Tijdens mijn restaurantbezoeken ontdekte ik de laatste jaren een terugkerend fenomeen, vroeger was het de mint, nu één dat ik liefkozend tot “erwtencresstress” heb gedoopt. Elke maaltijd, elke gang, leek onvolledig zonder het inmiddels beroemde groene garnituur: erwtencress. Aanvankelijk charmant, maar al snel werd het voorspelbaar en riep het bij mij een gevoel van culinaire déjà vu op.
Deze herhaling leidde tot een mix van amusement en frustratie. Waar is de creativiteit gebleven? Was er geen ander groen dat deze monotone garnituurtrend kon doorbreken?
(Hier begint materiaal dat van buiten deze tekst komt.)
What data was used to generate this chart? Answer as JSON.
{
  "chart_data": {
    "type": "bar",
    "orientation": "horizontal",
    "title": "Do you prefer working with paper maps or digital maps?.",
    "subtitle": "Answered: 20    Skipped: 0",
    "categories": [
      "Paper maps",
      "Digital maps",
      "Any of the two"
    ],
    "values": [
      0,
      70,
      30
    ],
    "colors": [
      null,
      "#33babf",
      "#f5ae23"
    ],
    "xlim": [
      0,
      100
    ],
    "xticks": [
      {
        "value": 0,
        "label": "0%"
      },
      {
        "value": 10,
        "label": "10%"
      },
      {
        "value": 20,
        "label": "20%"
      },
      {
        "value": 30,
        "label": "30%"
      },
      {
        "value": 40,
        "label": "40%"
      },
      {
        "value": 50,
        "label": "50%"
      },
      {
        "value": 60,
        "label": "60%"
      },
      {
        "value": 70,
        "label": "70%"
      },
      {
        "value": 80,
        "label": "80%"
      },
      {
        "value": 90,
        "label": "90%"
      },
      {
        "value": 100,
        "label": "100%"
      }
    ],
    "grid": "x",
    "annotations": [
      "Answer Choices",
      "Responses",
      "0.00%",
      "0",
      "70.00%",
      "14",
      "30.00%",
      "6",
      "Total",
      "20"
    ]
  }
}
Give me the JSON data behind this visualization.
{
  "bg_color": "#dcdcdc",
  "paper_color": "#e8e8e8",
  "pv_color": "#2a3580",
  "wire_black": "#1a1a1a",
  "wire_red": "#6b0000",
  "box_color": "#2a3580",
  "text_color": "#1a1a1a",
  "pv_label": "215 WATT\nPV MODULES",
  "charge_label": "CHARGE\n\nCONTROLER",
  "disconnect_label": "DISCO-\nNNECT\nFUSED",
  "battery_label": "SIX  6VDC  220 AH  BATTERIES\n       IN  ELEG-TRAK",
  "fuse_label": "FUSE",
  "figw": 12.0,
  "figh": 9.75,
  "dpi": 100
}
Het voelt alsof chefs vastzitten in een erwtencress-spiraal, waaruit geen ontsnappen mogelijk is.
Maar toen, te midden van mijn groene beslommeringen, zag ik een oplossing. Wat als chefs de keuken af en toe kort zouden verlaten en de wijde wereld in zouden trekken voor wat wilde inspiratie? Wildplukken kan het antwoord zijn op onze erwtencresstress. De natuur biedt een overvloed aan eetbare planten, kruiden en bloemen, veel meer divers en smaakvol dan wat we gewend zijn.
Dus hierbij een vriendelijke tip aan alle culinaire meesters: trek eropuit, adem de frisse buitenlucht in en laat je inspireren door de rijke variëteit van de natuur. Wildplukken opent niet alleen een wereld aan nieuwe smaken en texturen, maar brengt ook de broodnodige zuurstof en inspiratie voor jullie gerechten. Van daslook tot wilde bessen, de natuur is je echte pantry.
Door deze aanpak kan de “erwtencresstress” plaatsmaken voor een culinaire renaissance, waarbij elk bord een verhaal vertelt van avontuur en ontdekking. Het is tijd om de erwtencress te laten voor wat het is en de culinaire horizon te verbreden met de ongekende mogelijkheden die de natuur ons biedt. Chefs, laat jullie creativiteit de vrije loop in de wildernis, en wie weet welke verrassende, nieuwe garnituren jullie ontdekken. Weg met de stress, leve de frisse lucht en de inspiratie!